The model to invoke. Available options: perceptron-mk1, isaac-0.2-2b-preview, isaac-0.2-1b, isaac-0.1.

Example:

"perceptron-mk1"

frequency_penalty
number<float> | null

Positive values discourage the model from repeating previously used tokens.

Required range: -2 <= x <= 2
max_completion_tokens
integer<int32> | null

Maximum number of completion tokens to generate. Perceptron Mk1 has a 32K context window with an 8K output cap.

Required range: x >= 0
Example:

1024

presence_penalty
number<float> | null

Positive values encourage the model to introduce new concepts.
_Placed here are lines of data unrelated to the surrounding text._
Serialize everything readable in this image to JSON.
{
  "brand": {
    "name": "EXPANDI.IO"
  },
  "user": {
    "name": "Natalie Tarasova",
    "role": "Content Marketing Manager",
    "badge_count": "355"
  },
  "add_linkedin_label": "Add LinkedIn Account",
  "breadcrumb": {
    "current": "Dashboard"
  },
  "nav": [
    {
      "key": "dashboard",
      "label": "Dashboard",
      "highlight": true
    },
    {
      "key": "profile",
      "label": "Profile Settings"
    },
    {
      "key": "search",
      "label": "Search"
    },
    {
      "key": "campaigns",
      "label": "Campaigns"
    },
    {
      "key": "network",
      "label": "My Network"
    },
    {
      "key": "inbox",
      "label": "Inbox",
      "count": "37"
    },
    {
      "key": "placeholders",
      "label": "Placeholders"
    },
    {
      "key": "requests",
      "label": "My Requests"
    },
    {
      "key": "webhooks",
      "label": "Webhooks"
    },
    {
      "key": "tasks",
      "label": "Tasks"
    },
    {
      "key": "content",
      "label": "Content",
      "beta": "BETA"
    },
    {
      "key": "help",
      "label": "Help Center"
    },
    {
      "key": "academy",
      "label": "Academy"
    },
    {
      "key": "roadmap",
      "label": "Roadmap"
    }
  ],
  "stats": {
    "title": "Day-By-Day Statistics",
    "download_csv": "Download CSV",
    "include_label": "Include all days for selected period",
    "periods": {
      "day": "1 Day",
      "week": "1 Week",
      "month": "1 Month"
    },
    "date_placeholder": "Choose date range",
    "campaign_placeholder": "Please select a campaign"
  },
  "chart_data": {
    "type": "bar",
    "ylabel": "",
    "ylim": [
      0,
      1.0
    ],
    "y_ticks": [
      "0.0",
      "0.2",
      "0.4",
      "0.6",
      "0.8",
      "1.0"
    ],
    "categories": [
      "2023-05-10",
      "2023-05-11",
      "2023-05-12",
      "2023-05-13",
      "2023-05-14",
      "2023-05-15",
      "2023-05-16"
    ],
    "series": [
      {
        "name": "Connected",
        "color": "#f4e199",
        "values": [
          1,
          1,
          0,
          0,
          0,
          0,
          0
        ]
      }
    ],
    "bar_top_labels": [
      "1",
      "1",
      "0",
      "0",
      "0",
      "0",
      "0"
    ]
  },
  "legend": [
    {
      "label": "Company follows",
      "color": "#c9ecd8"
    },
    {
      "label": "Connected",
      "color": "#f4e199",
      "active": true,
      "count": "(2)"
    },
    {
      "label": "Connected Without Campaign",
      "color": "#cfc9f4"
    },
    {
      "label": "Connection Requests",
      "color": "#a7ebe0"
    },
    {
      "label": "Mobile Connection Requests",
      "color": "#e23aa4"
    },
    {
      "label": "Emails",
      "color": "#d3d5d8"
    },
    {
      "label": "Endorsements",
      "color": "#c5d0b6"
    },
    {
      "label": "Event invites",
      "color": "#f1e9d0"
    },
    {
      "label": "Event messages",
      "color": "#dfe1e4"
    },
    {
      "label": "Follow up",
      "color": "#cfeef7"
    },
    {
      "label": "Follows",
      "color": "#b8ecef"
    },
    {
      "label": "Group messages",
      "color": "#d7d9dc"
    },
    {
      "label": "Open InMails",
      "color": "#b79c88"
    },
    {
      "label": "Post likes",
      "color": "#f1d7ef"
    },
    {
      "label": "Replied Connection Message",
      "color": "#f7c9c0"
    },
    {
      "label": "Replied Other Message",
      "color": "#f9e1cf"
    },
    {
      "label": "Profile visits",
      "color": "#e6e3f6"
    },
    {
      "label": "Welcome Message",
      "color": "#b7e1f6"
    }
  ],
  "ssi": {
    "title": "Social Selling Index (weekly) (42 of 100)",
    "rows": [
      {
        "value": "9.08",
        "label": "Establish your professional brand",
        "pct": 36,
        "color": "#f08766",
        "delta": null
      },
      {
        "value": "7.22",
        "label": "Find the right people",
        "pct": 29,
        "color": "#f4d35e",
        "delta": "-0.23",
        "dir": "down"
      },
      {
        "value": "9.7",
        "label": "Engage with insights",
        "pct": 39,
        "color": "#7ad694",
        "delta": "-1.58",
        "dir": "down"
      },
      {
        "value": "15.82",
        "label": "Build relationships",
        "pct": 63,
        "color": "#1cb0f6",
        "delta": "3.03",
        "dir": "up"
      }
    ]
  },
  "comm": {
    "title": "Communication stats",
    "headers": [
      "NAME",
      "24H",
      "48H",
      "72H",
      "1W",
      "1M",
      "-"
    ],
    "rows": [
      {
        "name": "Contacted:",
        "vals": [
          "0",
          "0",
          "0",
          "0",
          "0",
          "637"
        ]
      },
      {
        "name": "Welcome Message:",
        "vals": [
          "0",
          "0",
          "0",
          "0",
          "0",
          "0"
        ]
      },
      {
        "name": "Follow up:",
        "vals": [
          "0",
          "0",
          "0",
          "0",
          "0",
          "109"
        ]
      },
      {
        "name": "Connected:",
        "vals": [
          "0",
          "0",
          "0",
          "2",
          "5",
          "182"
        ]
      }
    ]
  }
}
Required range: -2 <= x <= 2
regex
string | null

Regex pattern for constrained generation.

response_format
object

An object specifying the format that the model must output. Setting to { "type": "json_schema", "json_schema": {...} } enables Structured Outputs which ensures the model will match your supplied JSON schema.

stream
boolean | null
default:false

Set to true for SSE streaming. When omitted, the API returns a single JSON response.

stream_options
object

Optional streaming flags. Set include_usage: true to receive token counts in the final stream chunk.

temperature
number<float> | null
default:0

Sampling temperature. Lower values yield deterministic replies; higher values explore more creative outputs.

Server default is 0.0 for all Perceptron models (perceptron-mk1, isaac-0.1, isaac-0.2-1b, isaac-0.2-2b-preview). Omit the field unless you specifically want non-deterministic sampling.

Required range: 0 <= x <= 2
top_k
integer<int32> | null

Top-k sampling. The model samples from the top k most likely tokens.

Required range: x >= 0
top_p
number<float> | null

Nucleus sampling probability. The model samples from the smallest token set whose cumulative probability exceeds this threshold.

Required range: x <= 1
vision_config
object

Perceptron vision-model controls (thinking, spatial output format, internal-tool toggles). Recommended for perceptron-mk1. Isaac-series models (isaac-0.1, isaac-0.2-1b, isaac-0.2-2b-preview) use <hint>...</hint> system messages instead.

Response

Chat completion generated successfully.

Non-streaming response body when stream=false.

choices
object[]
required
created
integer<int64>
required
Required range: x >= 0
id
string
required
model
string
required
object
string
required
usage
object

Token accounting emitted with every completion.